Information blackout

Aheli Moitra

If there is an information overload on border activities in the western peripheries of the Indian Union, there is an information blackout on the eastern periphery. As the democratic machinery of the Union was put into play over the last couple of months, the Indo-Myanmar borders were witnessing growing military action.


A joint military action has been underway between the Indian security forces and the Tatmadaw (Myanmar Army) on the international border, eastward from Arunachal Pradesh down to Mizoram, but few journalists from either side of the border can affirm developments on the ground as the operation unfurls. The Indian national media, that has more access to all central wings of the Indian establishment, has taken little interest in the Indo-Myanmar border; when reports have been filed, they have been attributed to unknown sources. Local journalists have neither the capacity nor access to the establishment to file informative reports on such military operations and their fallout.

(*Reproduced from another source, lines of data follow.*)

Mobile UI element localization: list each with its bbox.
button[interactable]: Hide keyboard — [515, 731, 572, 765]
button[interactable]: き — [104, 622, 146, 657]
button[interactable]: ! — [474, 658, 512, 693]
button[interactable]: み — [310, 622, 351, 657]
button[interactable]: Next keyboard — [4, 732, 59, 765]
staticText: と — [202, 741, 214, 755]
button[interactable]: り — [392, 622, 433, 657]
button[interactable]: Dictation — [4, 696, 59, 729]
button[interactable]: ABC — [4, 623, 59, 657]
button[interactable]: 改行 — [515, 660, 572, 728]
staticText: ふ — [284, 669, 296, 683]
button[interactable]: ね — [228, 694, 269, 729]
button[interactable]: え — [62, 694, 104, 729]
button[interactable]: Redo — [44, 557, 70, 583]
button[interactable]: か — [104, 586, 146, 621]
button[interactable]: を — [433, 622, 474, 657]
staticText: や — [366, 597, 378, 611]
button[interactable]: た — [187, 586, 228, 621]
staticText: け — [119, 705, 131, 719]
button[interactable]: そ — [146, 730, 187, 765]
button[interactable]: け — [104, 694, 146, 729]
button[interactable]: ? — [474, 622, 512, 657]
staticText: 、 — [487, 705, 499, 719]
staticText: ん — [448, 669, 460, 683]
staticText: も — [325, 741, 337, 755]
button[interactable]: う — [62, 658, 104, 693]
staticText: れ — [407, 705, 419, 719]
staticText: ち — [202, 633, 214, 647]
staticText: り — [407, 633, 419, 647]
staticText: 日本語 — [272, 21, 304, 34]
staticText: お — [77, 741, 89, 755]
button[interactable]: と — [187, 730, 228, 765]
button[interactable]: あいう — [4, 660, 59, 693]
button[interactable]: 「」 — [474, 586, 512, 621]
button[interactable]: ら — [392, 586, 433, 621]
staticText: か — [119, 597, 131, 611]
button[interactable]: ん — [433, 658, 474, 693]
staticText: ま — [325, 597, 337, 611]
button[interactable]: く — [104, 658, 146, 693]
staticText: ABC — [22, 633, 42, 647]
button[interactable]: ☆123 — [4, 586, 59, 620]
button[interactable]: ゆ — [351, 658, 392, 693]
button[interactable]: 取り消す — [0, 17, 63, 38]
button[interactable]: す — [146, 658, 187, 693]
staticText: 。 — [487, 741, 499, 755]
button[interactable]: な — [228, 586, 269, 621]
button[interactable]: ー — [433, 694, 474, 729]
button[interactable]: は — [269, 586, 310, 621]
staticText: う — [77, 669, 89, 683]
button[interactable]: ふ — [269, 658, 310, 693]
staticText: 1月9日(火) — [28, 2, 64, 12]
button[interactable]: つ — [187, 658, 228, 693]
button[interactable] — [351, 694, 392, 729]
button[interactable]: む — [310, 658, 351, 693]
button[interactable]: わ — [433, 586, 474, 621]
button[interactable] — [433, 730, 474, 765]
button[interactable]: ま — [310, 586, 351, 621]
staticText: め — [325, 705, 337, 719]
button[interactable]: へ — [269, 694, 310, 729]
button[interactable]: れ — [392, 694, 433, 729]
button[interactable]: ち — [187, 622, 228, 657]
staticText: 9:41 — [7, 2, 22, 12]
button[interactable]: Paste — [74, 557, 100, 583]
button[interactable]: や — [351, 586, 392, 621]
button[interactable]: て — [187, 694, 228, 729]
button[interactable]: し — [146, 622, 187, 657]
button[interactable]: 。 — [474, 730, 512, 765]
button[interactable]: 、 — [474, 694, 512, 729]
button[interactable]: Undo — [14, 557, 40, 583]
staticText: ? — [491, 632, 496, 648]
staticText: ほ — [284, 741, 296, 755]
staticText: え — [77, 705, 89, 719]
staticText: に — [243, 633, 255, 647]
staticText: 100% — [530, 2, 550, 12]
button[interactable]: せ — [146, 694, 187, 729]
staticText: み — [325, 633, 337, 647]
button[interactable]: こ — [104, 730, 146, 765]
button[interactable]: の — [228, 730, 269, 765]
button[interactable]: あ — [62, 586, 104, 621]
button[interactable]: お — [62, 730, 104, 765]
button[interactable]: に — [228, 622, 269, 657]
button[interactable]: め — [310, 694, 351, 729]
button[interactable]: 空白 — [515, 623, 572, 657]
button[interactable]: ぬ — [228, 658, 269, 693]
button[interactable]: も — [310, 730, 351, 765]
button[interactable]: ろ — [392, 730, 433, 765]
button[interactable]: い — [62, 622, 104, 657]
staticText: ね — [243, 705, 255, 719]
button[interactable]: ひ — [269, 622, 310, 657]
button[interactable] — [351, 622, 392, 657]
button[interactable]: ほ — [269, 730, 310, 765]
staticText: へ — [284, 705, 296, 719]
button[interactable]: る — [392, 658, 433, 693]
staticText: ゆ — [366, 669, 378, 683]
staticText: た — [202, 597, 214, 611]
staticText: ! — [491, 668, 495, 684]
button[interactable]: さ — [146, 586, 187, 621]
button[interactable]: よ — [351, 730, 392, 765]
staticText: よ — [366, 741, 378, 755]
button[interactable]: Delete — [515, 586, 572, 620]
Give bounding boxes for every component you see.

In the absence of decisive reportage on the matter, one can only guess what is happening by putting together jigsaw pieces of articles appearing in some news websites—a joint military action to curb North East armed groups nestled in the Naga Self Administered Zone (SAZ) of Myanmar has been ongoing since, at least, the start of this year. Amidst this, the Government of Myanmar has arrested some NSCN (K) leaders – those who have maintained a ceasefire with the regional government (Sagaing Division) since 2012 and pushed for peace talks.

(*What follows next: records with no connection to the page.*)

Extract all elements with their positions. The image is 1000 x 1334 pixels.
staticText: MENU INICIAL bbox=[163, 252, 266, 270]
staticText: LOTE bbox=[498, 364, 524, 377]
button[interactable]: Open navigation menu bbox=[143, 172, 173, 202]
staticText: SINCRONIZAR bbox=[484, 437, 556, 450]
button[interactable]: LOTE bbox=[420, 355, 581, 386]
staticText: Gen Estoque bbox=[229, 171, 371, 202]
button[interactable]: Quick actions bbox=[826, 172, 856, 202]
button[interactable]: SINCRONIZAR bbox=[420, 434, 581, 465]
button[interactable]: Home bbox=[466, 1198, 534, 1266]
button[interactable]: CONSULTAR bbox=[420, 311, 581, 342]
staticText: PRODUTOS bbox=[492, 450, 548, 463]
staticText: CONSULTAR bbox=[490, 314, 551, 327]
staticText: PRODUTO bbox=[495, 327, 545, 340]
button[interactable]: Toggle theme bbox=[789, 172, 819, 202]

There is lesser information still, both in India as well as Myanmar, on the plight of the people who inhabit these border areas. The Naga and the Zomi people whose ancestral lands have had to host the Indo-Myanmar border are possibly facing the worst brunt of any state military action being carried out under total secrecy and information blackout.


The only public source of information on what the Naga people are undergoing currently has been the Eastern Konyak Union (Myanmar). According to the Union, the villages of Hoyat, Throilu and Nyanching are tensed with the Myanmar armed forces “bombing” the area under the Naga SAZ. Fresh reports have now emerged of Naga civilians being used as forced labour to transport ration for the Myanmar Army. The Naga civil society on the Indian side of the border has expressed concern and solidarity with the Naga brethren in Myanmar.


It would be good to remember at such times of war why it is important to protect the lives and liberties of civilians—at the end of the long peace rope is reconciliation and the worse the experience of violence, the more difficult it is for people or polities to reconcile, live together and find peaceful means to address their situation.


If Indo-Myanmar state-based efforts at cross border diplomacy and a peaceful international border is intended for the people and for establishing peace, and perhaps develop the region someday, the shroud of secrecy on the condition of civilians must be removed, peoples’ voices be made public, their lives and rights protected.